Use these as importable proof-search mechanisms:
- Formal Conjectures: audit the statement before proof. Look for translation errors, implicit conventions, underspecified source claims, zero/boundary behavior, and wrong quantifier scope.
- Discover-and-Prove: if an answer or object is hidden, separate discovery from proof. Self-check the discovered answer on holdout cases before turning it into a theorem.
- OProver/APOLLO: use tool/compiler feedback as a local repair signal. Preserve the skeleton, isolate the bad block, and retry only the failed lemma with compact feedback.
- LEAP/Goedel-Architect: after direct failure, create a DAG of lemmas with declared dependencies. Review acyclicity, parent sufficiency, and whether each child lemma is simpler than its parent.
- Cost-quality Lean agents: after failed attempts, decide between continuing the node and restarting/re-decomposing by using proof-state delta, failure diversity, proof similarity, and attempt count.

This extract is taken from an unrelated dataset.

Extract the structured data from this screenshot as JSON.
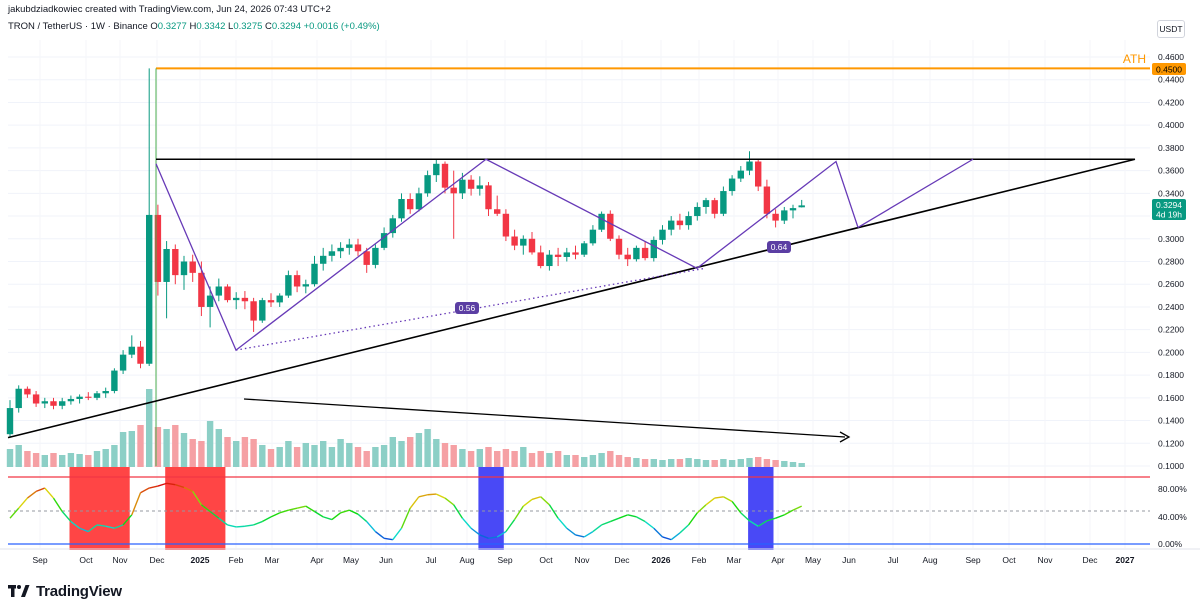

- LeanArchitect: use blueprint metadata to separate statement text, proof text, dependency inference, status, and discussion/not-ready notes.
- LeanMarathon: stabilize target fidelity before proof discharge, then work from dynamic leaves upward with local repairs and a closeness check that every lemma feeds a target.
- AlphaProof Nexus: keep a small population of sketches; use a reviewer to score decomposition quality, novelty, plausibility, and good-gap versus bad-gap.
- MerLean-Prover/lean-collab: separate planning, proving, and checking roles. A clean proof must still pass faithfulness to the original statement and mathematical-correctness checks.
- Fill
PATTERN_SCAN.mdonly with sources that change the next proof move. - Add retrieved theorem names or assumptions to
LEDGER.md. - If a source suggests tool use, add the expected artifact to
TOOL_PLAN.md. - If a source suggests a proof route, add it as Route A/B/C in
ATTACK_MATRIX.md. - If the source only provides intuition, mark it as intuition and do not use it as a proof step.
- DP/MDP:
Bellman inequality certificate,monotone optimal policy proof,submodular dynamic programming,threshold policy single crossing. - Mechanism/econ:
cyclic monotonicity proof,payment identity IC IR,envelope theorem mechanism design,finite type payment feasibility LP. - Learning/bandits:
uniform confidence event regret proof,elliptical potential lemma,self-normalized concentration,online convex optimization potential proof. - OR/optimization:
KKT sufficiency proof,primal dual certificate,exchange argument proof,subgradient optimality certificate. - Lower bounds:
two point testing lower bound,Fano Assouad proof,change of measure bandit lower bound,KL TV reduction. - Formal/prover:
Lean formalization theorem name,mathlib lemma,Draft Sketch Prove,retrieval augmented theorem proving,compiler guided proof repair. - Recent proof agents:
Goedel Architect blueprint refinement,LeanMarathon dynamic proof DAG,LeanArchitect blueprint metadata,cost quality Lean theorem prover routing,MerLean Prover recursive proof plan,AlphaProof Nexus good gap bad gap,OProver feedback refinement,APOLLO proof repair,LEAP AND OR proof DAG.
Stop scanning when one of these happens:
- a concrete theorem pattern or known lemma is found;
- a source identifies a missing assumption or counterexample family;
- two independent sources point to the same proof architecture;
- the scan produces no new route within the agreed budget.
- the current proof is small and one close source gives either a route or a clear mismatch.
Do not continue scanning after finding a route with a clear verification hook. Switch back to proving or falsifying.